所有期間が5年を超える長期譲渡所得のほうが、課税所得が半分となって有利である。そのため、キャピタルゲインを得る際に、資産の保有期間が5年を超えるかどうかもあわせて考慮するとよいだろう。ちなみに、30万円以下の生活用資産を譲渡した場合など、所得税が課されないキャピタルゲインもあるので頭の片隅に置いておきたい。

海外のキャピタルゲイン課税

日本では、キャピタルゲインに対する課税は「分離課税」となっている。分離課税とは、事業や給与などのほかの所得と別に独立して税金の計算を行う課税方法だ。事業や給与などの所得は、さまざまな所得を合算した金額に税金を課す「総合課税」である。では、海外のキャピタルゲイン課税は、どのようになっているのだろうか。

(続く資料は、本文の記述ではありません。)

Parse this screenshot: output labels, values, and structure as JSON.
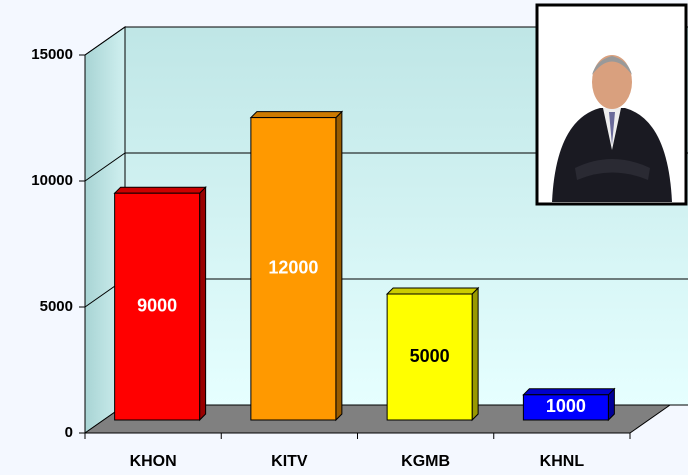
{
  "chart_data": {
    "type": "bar3d",
    "categories": [
      "KHON",
      "KITV",
      "KGMB",
      "KHNL"
    ],
    "values": [
      9000,
      12000,
      5000,
      1000
    ],
    "colors": [
      "#ff0000",
      "#ff9900",
      "#ffff00",
      "#0000ff"
    ],
    "label_colors": [
      "#ffffff",
      "#ffffff",
      "#000000",
      "#ffffff"
    ],
    "ylim": [
      0,
      15000
    ],
    "yticks": [
      0,
      5000,
      10000,
      15000
    ],
    "grid": true
  }
}
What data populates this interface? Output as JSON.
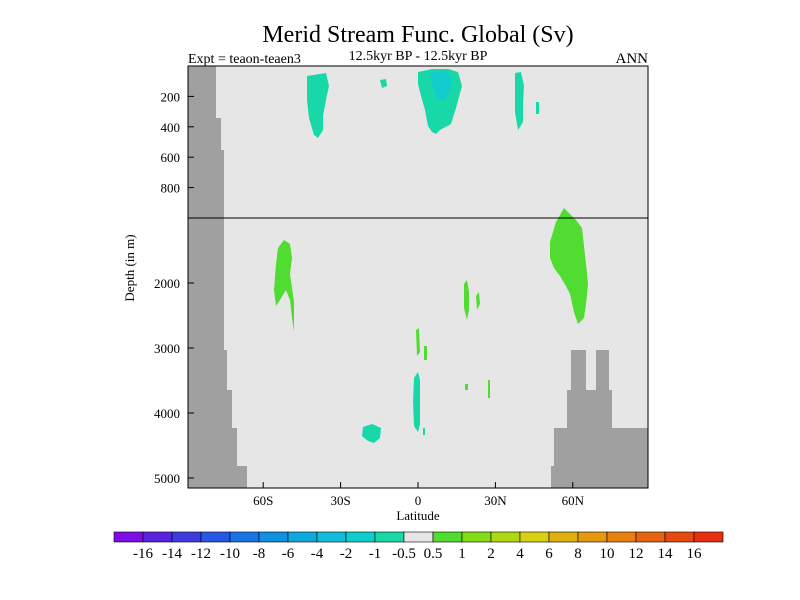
{
  "chart_data": {
    "type": "heatmap",
    "title": "Merid Stream Func. Global (Sv)",
    "subtitle_left": "Expt = teaon-teaen3",
    "subtitle_center": "12.5kyr BP - 12.5kyr BP",
    "subtitle_right": "ANN",
    "xlabel": "Latitude",
    "ylabel": "Depth (in m)",
    "x_ticks": [
      "60S",
      "30S",
      "0",
      "30N",
      "60N"
    ],
    "y_ticks_upper": [
      "200",
      "400",
      "600",
      "800"
    ],
    "y_ticks_lower": [
      "2000",
      "3000",
      "4000",
      "5000"
    ],
    "xlim": [
      -90,
      90
    ],
    "depth_split_m": 1000,
    "colorbar": {
      "labels": [
        "-16",
        "-14",
        "-12",
        "-10",
        "-8",
        "-6",
        "-4",
        "-2",
        "-1",
        "-0.5",
        "0.5",
        "1",
        "2",
        "4",
        "6",
        "8",
        "10",
        "12",
        "14",
        "16"
      ],
      "colors": [
        "#7d0ee6",
        "#5a23e0",
        "#3c3ce0",
        "#2857e6",
        "#1a74e6",
        "#1090e0",
        "#10a8dc",
        "#10bcd8",
        "#10cccc",
        "#18d8a8",
        "#e6e6e6",
        "#50dc30",
        "#84dc18",
        "#b0d810",
        "#d8d010",
        "#e0b010",
        "#e69810",
        "#e68010",
        "#e66410",
        "#e64a10",
        "#e63010"
      ]
    },
    "regions": [
      {
        "value": "-1 to -0.5",
        "color": "#18d8a8",
        "area": "upper ocean ~35S, 100-450 m"
      },
      {
        "value": "-1 to -0.5",
        "color": "#18d8a8",
        "area": "upper ocean ~0-15N, 0-450 m"
      },
      {
        "value": "-1 to -0.5",
        "color": "#18d8a8",
        "area": "deep ~0, 3800-4600 m"
      },
      {
        "value": "-1 to -0.5",
        "color": "#18d8a8",
        "area": "deep ~20S, 4300-4500 m"
      },
      {
        "value": "0.5 to 1",
        "color": "#50dc30",
        "area": "~55S, 1200-2600 m"
      },
      {
        "value": "0.5 to 1",
        "color": "#50dc30",
        "area": "~55-65N, 950-2600 m"
      }
    ],
    "grid": false
  }
}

海外のキャピタルゲイン課税は、基本的には、日本と同じように分離課税を採用している国が多い。例えばアメリカでは、段階的課税(分離課税)となっている。段階的課税とは、所得金額を一定の段階に分けて段階ごとにより高い税率を乗じる課税方法だ。アメリカでは、配当所得およびキャピタルゲインの所得に対して「0%・15%・20%」の3段階の税率が課される。

またそれ以外にも、各州の税金(日本の地方税のようなもの)が課されるので注意が必要だ。ちなみに、イギリスでは2段階、ドイツでは1段階の分離課税となっている。一方フランスでは、分離課税と総合課税の選択ができる。